Se estas famílias mais pobres e países menos abastados não desejam morrer de fome ou pedir ajuda às famílias e países mais ricos, deveriam então aceitar os ideais do planejamento familiar.13 A paternidade planejada permite que o casal tenha o número de filhos que tem, sem coerção — seja natural ou oficial. (A população da China, de um bilhão, forçou aquela nação a criar uma lei que responsabiliza criminalmente todo casal chinês que tenha mais de dois filhos.)14

Concluindo, a educação e cuidado de nossos filhos é uma obrigação sagrada. Atinge nossa própria alma, bem como a de nossos filhos. Daí, a necessidade de planejamento adequado.
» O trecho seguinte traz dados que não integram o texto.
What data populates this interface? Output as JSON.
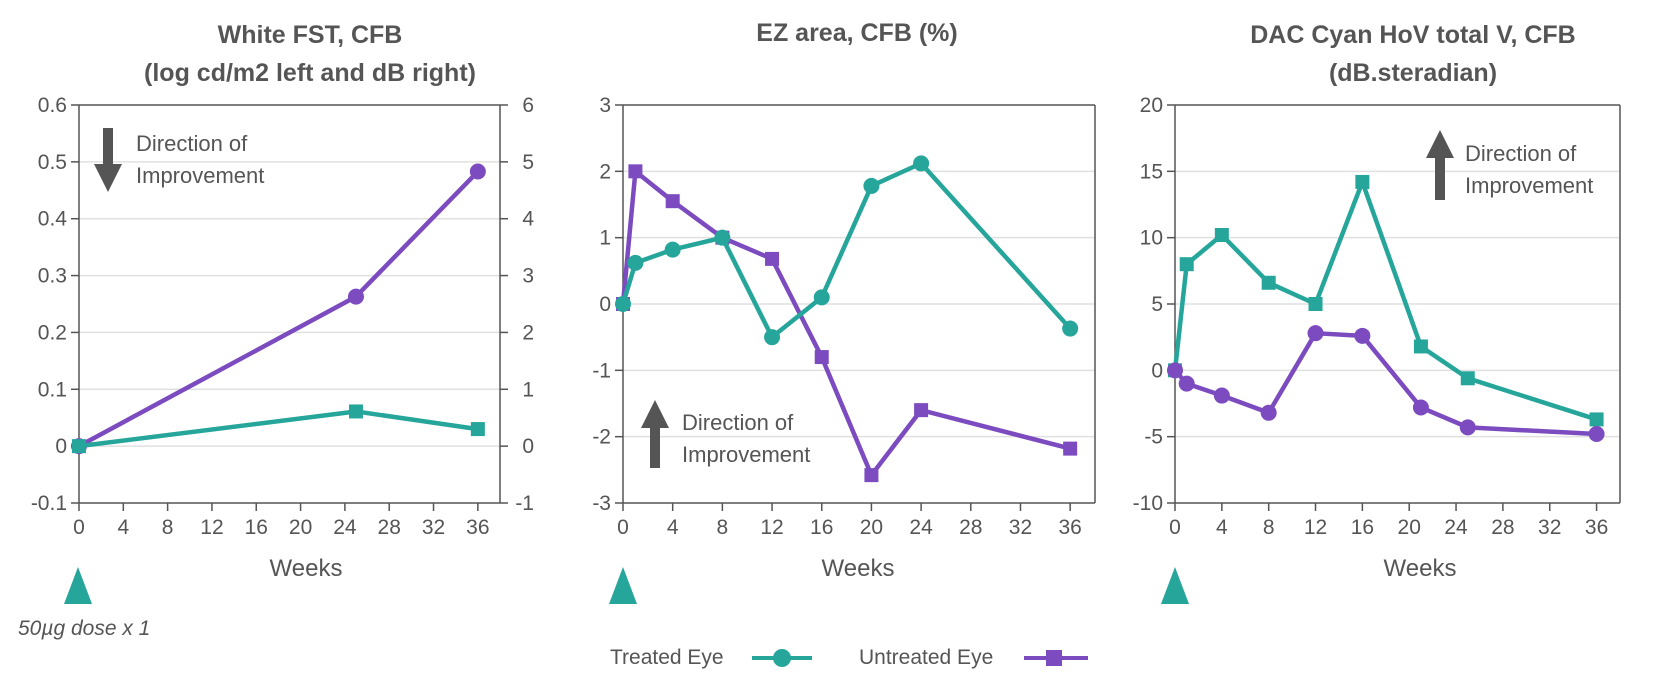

A seriedade do assunto é acentuada em I Tim. 5:8, como segue: “Ora, se alguém não tem cuidado dos seus e especialmente dos de sua própria casa, tem negado a fé, e é pior do que o descrente.”

Luka Tambaya Daniel, secretário da União-Missão Nigeriana de Lagos, Nigéria

Referências:

1. “World’s 5 Billionth Baby Born in Zagreb”, National Concord (Nigéria), 13 de julho de 1987, pág. 12.
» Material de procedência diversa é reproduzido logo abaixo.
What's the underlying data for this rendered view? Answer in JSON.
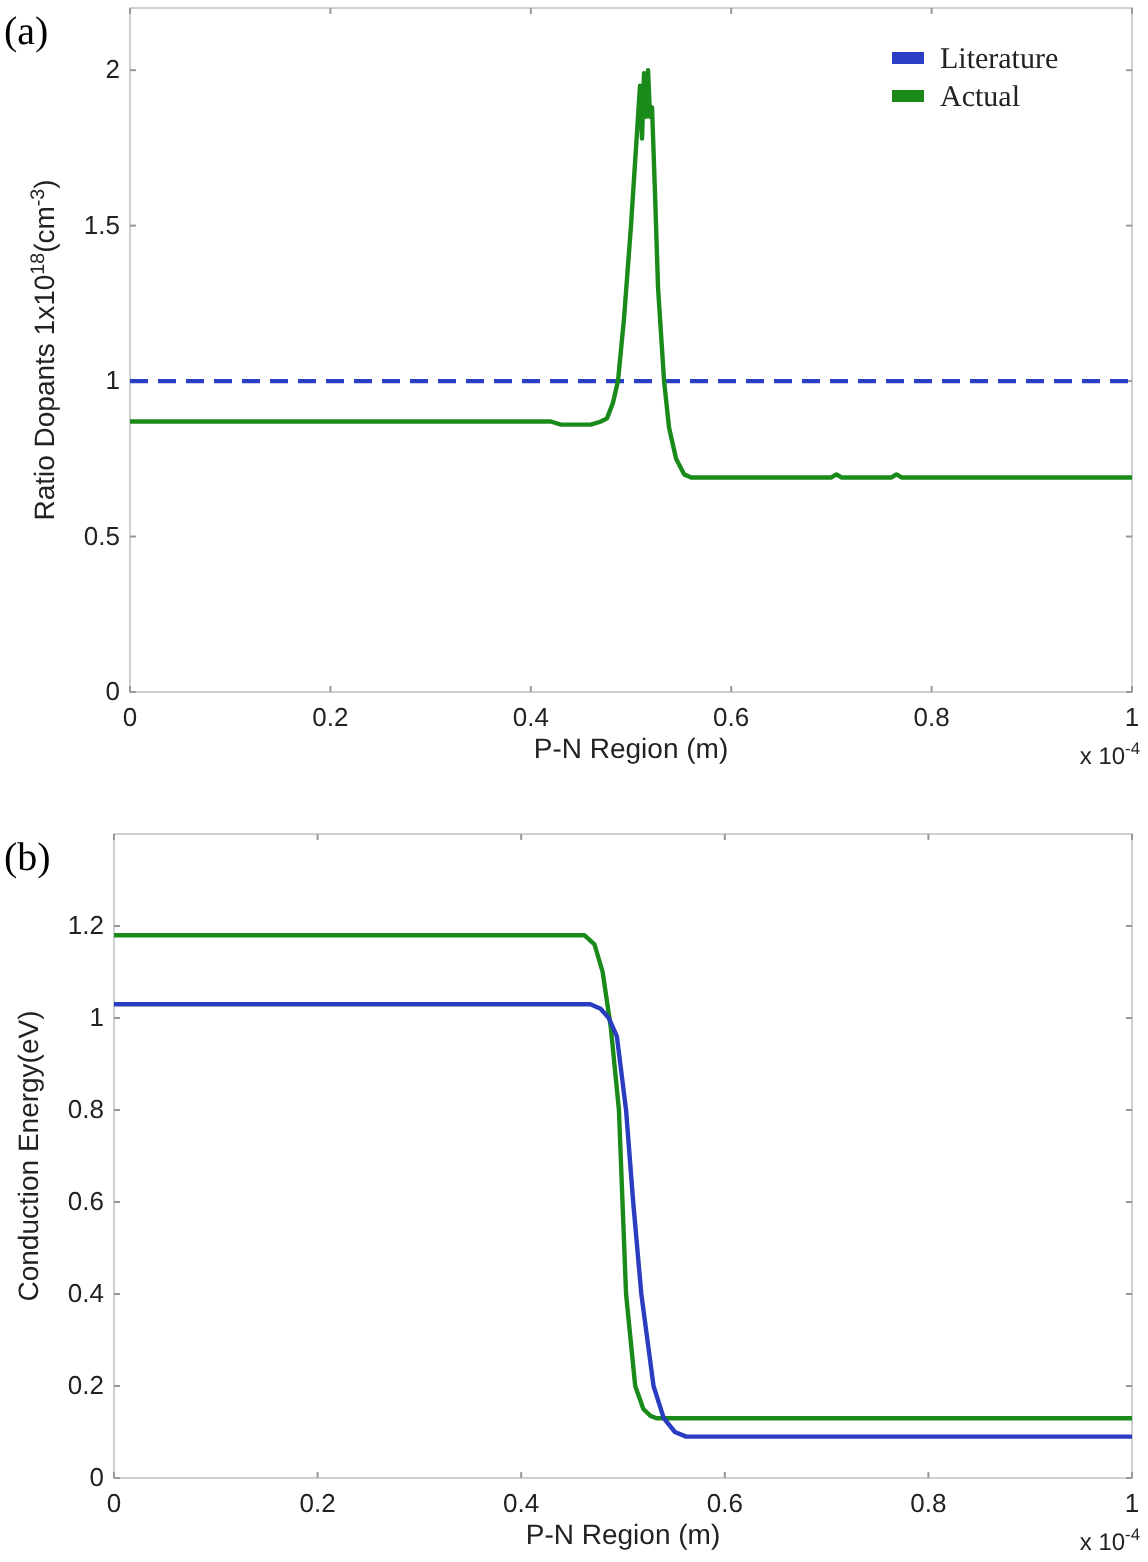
{
  "chart_data": [
    {
      "type": "line",
      "title": "(a)",
      "xlabel": "P-N Region (m)",
      "ylabel": "Ratio Dopants 1x10$^{18}$(cm$^{-3}$)",
      "xlim": [
        0,
        1
      ],
      "ylim": [
        0,
        2.2
      ],
      "xticks": [
        0,
        0.2,
        0.4,
        0.6,
        0.8,
        1
      ],
      "yticks": [
        0,
        0.5,
        1,
        1.5,
        2
      ],
      "grid": false,
      "legend": "top right",
      "annotations": [
        "x 10$^{-4}$"
      ],
      "series": [
        {
          "name": "Literature",
          "color": "#2b3fc4",
          "line_style": "dashed",
          "x": [
            0,
            1
          ],
          "values": [
            1,
            1
          ]
        },
        {
          "name": "Actual",
          "color": "#1a8a1a",
          "line_style": "solid",
          "x": [
            0,
            0.2,
            0.42,
            0.43,
            0.46,
            0.47,
            0.476,
            0.482,
            0.487,
            0.493,
            0.5,
            0.505,
            0.509,
            0.511,
            0.513,
            0.515,
            0.517,
            0.519,
            0.521,
            0.524,
            0.527,
            0.53,
            0.533,
            0.538,
            0.545,
            0.553,
            0.56,
            0.7,
            0.705,
            0.71,
            0.76,
            0.765,
            0.77,
            1
          ],
          "values": [
            0.87,
            0.87,
            0.87,
            0.86,
            0.86,
            0.87,
            0.88,
            0.93,
            1.0,
            1.2,
            1.5,
            1.75,
            1.95,
            1.78,
            1.99,
            1.85,
            2.0,
            1.85,
            1.88,
            1.6,
            1.3,
            1.15,
            1.0,
            0.85,
            0.75,
            0.7,
            0.69,
            0.69,
            0.7,
            0.69,
            0.69,
            0.7,
            0.69,
            0.69
          ]
        }
      ]
    },
    {
      "type": "line",
      "title": "(b)",
      "xlabel": "P-N Region (m)",
      "ylabel": "Conduction Energy(eV)",
      "xlim": [
        0,
        1
      ],
      "ylim": [
        0,
        1.4
      ],
      "xticks": [
        0,
        0.2,
        0.4,
        0.6,
        0.8,
        1
      ],
      "yticks": [
        0,
        0.2,
        0.4,
        0.6,
        0.8,
        1,
        1.2
      ],
      "grid": false,
      "annotations": [
        "x 10$^{-4}$"
      ],
      "series": [
        {
          "color": "#1a8a1a",
          "line_style": "solid",
          "x": [
            0,
            0.3,
            0.462,
            0.472,
            0.48,
            0.488,
            0.496,
            0.503,
            0.512,
            0.52,
            0.527,
            0.533,
            0.6,
            1
          ],
          "values": [
            1.18,
            1.18,
            1.18,
            1.16,
            1.1,
            0.98,
            0.8,
            0.4,
            0.2,
            0.15,
            0.135,
            0.13,
            0.13,
            0.13
          ]
        },
        {
          "color": "#2a3cc0",
          "line_style": "solid",
          "x": [
            0,
            0.3,
            0.468,
            0.478,
            0.486,
            0.494,
            0.503,
            0.51,
            0.518,
            0.53,
            0.54,
            0.551,
            0.562,
            0.7,
            1
          ],
          "values": [
            1.03,
            1.03,
            1.03,
            1.02,
            1.0,
            0.96,
            0.8,
            0.6,
            0.4,
            0.2,
            0.13,
            0.1,
            0.09,
            0.09,
            0.09
          ]
        }
      ]
    }
  ]
}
2. Winthrop P. Carty, “Sustainable Development”, New African, janeiro de 1989, pág. 39.

3. Mitchell Beazley, Anatomy of the Earth (Londres: Mitchell Beazley Encyclopaedia Limited, 1980), pág. 90.

4. Carty, pág. 29.

5. Myron Widmer, “The Church on Abortion: Current Suggested Guidelines”, Adventist Review, 25 de setembro de 1986, págs. 14 e 15.

6. Michael Golden, All Kinds of Family Planning (Ibadan, Nigéria: African Universities Press, 1981), pág. 79.

7. Idem, págs. 79 e 80.

8. Idem, pág. 125.

9. “Getting Babies by Choice, Times lntemational (Nigéria), 27 de maio de 1985, pág. 9.

10. Ellen G. White, O Lar Adventista, págs. 164 e 165.

11. “Planned Parenthood”, Family Health Guide and Medicai Encyclopaedia (Pleasantville, N. Y.: Reader´s Digest Association, Inc., 1970), pág. 776.

12. Adetayo Ogunkoya, “Nigeria Just Must Fight Down Population Pressure”, Sunday Times (Nigéria), 23 de março de 1986, pág. 5.

13. Para maiores informações sobre planejamento familiar e métodos de controle de natalidade, os interessados podem telefonar para um centro de planejamento da família.

14. Ogunkoya.

“A situação econômica do mundo, especialmente no denominado Terceiro Mundo, indica diariamente que a Terra não pode suportar sua explosão demográfica. ”

A experiência de mulheres piedosas que nunca tiveram filhos, e a de algumas menos piedosas que foram mães, mostram que nem sempre o argumento de que “os filhos são herança do Senhor” é seguro para não se planejar a família.